Supreme Court Extends Whistleblower Protections

Legal Compliance Resource
March 12, 2014 — 880 views  

The Supreme Court has ruled that subcontractors who transact with public firms could also have whistleblower protection, thus broadening the scope of protection. The court struck down mutual fund firm FMR’s stand that only the staff of public firms should be protected.  

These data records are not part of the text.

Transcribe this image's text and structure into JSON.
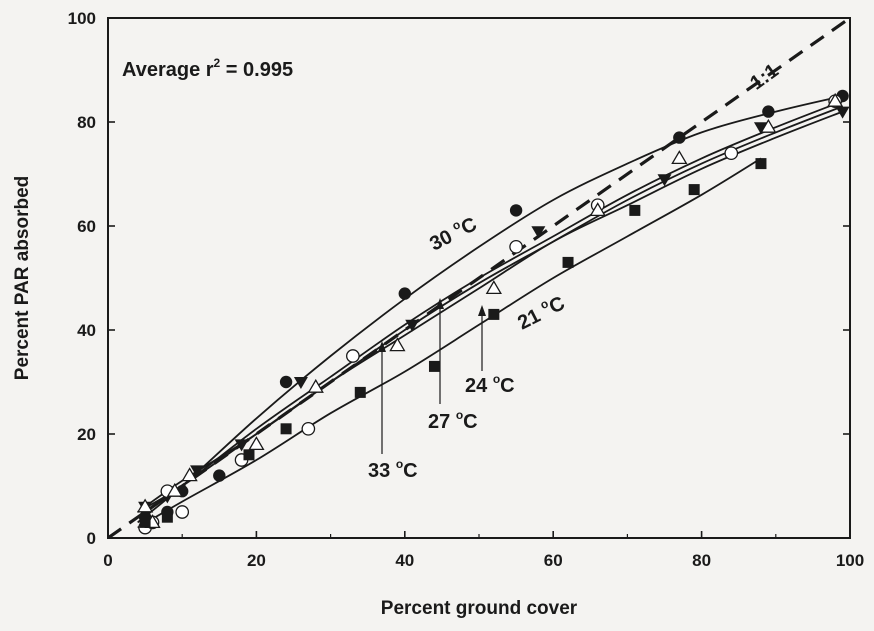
{
  "chart_data": {
    "type": "scatter",
    "title": "",
    "xlabel": "Percent ground cover",
    "ylabel": "Percent PAR absorbed",
    "xlim": [
      0,
      100
    ],
    "ylim": [
      0,
      100
    ],
    "x_ticks": [
      "0",
      "20",
      "40",
      "60",
      "80",
      "100"
    ],
    "y_ticks": [
      "0",
      "20",
      "40",
      "60",
      "80",
      "100"
    ],
    "grid": false,
    "legend": "none",
    "stat_annotation": {
      "prefix": "Average r",
      "superscript": "2",
      "suffix": " = 0.995"
    },
    "reference_line": {
      "label": "1:1",
      "x": [
        0,
        100
      ],
      "y": [
        0,
        100
      ]
    },
    "series": [
      {
        "name": "30 °C",
        "label_text": "30",
        "marker": "circle-filled",
        "x": [
          5,
          8,
          10,
          15,
          24,
          40,
          55,
          77,
          89,
          99
        ],
        "y": [
          4,
          5,
          9,
          12,
          30,
          47,
          63,
          77,
          82,
          85
        ],
        "fit": [
          [
            4,
            3
          ],
          [
            10,
            10
          ],
          [
            20,
            23
          ],
          [
            30,
            35
          ],
          [
            40,
            46
          ],
          [
            50,
            56
          ],
          [
            60,
            65
          ],
          [
            70,
            72
          ],
          [
            80,
            78
          ],
          [
            90,
            82
          ],
          [
            99,
            85
          ]
        ]
      },
      {
        "name": "33 °C",
        "label_text": "33",
        "marker": "triangle-down-filled",
        "x": [
          5,
          8,
          12,
          18,
          26,
          41,
          58,
          75,
          88,
          99
        ],
        "y": [
          6,
          8,
          13,
          18,
          30,
          41,
          59,
          69,
          79,
          82
        ],
        "fit": [
          [
            4,
            5
          ],
          [
            10,
            11
          ],
          [
            20,
            20
          ],
          [
            30,
            30
          ],
          [
            40,
            40
          ],
          [
            50,
            49
          ],
          [
            60,
            57
          ],
          [
            70,
            65
          ],
          [
            80,
            72
          ],
          [
            90,
            78
          ],
          [
            99,
            83
          ]
        ]
      },
      {
        "name": "27 °C",
        "label_text": "27",
        "marker": "circle-open",
        "x": [
          5,
          6,
          8,
          10,
          18,
          27,
          33,
          55,
          66,
          84,
          98
        ],
        "y": [
          2,
          3,
          9,
          5,
          15,
          21,
          35,
          56,
          64,
          74,
          84
        ],
        "fit": [
          [
            4,
            4
          ],
          [
            10,
            10
          ],
          [
            20,
            21
          ],
          [
            30,
            31
          ],
          [
            40,
            41
          ],
          [
            50,
            50
          ],
          [
            60,
            58
          ],
          [
            70,
            66
          ],
          [
            80,
            73
          ],
          [
            90,
            79
          ],
          [
            99,
            84
          ]
        ]
      },
      {
        "name": "24 °C",
        "label_text": "24",
        "marker": "triangle-up-open",
        "x": [
          5,
          6,
          9,
          11,
          20,
          28,
          39,
          52,
          66,
          77,
          89,
          98
        ],
        "y": [
          6,
          3,
          9,
          12,
          18,
          29,
          37,
          48,
          63,
          73,
          79,
          84
        ],
        "fit": [
          [
            4,
            5
          ],
          [
            10,
            10
          ],
          [
            20,
            20
          ],
          [
            30,
            30
          ],
          [
            40,
            39
          ],
          [
            50,
            48
          ],
          [
            60,
            57
          ],
          [
            70,
            64
          ],
          [
            80,
            71
          ],
          [
            90,
            77
          ],
          [
            99,
            82
          ]
        ]
      },
      {
        "name": "21 °C",
        "label_text": "21",
        "marker": "square-filled",
        "x": [
          5,
          8,
          19,
          24,
          34,
          44,
          52,
          62,
          71,
          79,
          88
        ],
        "y": [
          3,
          4,
          16,
          21,
          28,
          33,
          43,
          53,
          63,
          67,
          72
        ],
        "fit": [
          [
            4,
            2
          ],
          [
            10,
            7
          ],
          [
            20,
            15
          ],
          [
            30,
            24
          ],
          [
            40,
            32
          ],
          [
            50,
            41
          ],
          [
            60,
            50
          ],
          [
            70,
            58
          ],
          [
            80,
            66
          ],
          [
            88,
            73
          ]
        ]
      }
    ]
  }
}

The court said the whistleblowers who expressed concerns over management of certain mutual funds to their employer, FMR, which is the parent concern of Fidelity Investments had legal protection. Two former employees of Boston region, Jonathan Zang and Jackie Lawson, came under retaliation after they said that the company followed some bad practices. The justices of the Supreme Court said they were keeping in mind the Sarbanes-Oxley Act of 2002. The majority of the court said its decision was in keeping with the interpretation of the law by the Department of Labor. The Sarbanes-Oxley Act was enacted by the Congress after Enron Corp and WorldCom Inc were brought down by accounting issues.

Broad reach

The Supreme Court ruling extends protection to investment advisers, accounting companies and legal firms, and could have a wide reach, even extending to domestic employees. However, it has come under much flak, some from within the fraternity saying that the law had a reach that was way too broad. Justice Sonia Sotomayor cited the hypothetical example of a nanny being asked to leave because she said the employer’s son was involved in some fraud, after which she sues the employer. The Justice said the court majority had actually allowed for law suits to be filed for fraud that had nothing to do with governing corporations.

Good for whistleblowers

A lawyer who is a representative of the two whistleblowers said the ruling was a shot in the arm for those who want to point out a company’s bad practices, because they would be protected from attacks. Lawson, one of the whistleblowers, had worked with Fidelity between 1993 and 2007, while Zang ran many mutual funds between ’98 and ’05. Lawson said she had brought irregularities in accounting to the notice of her supervisors, but was in return not considered for promotion. In fact, she was even warned that she would be punished for being an insubordinate employee. Zang, on his part, had complained that a Fidelity pay scheme was wrong about the process of pay calculation. In return, he was given bad reviews and fired. A Boston court had taken the side of Fidelity in a ruling back in 2012. A Fidelity spokesperson claimed that the company had provided its employees many platforms where they could report such issues.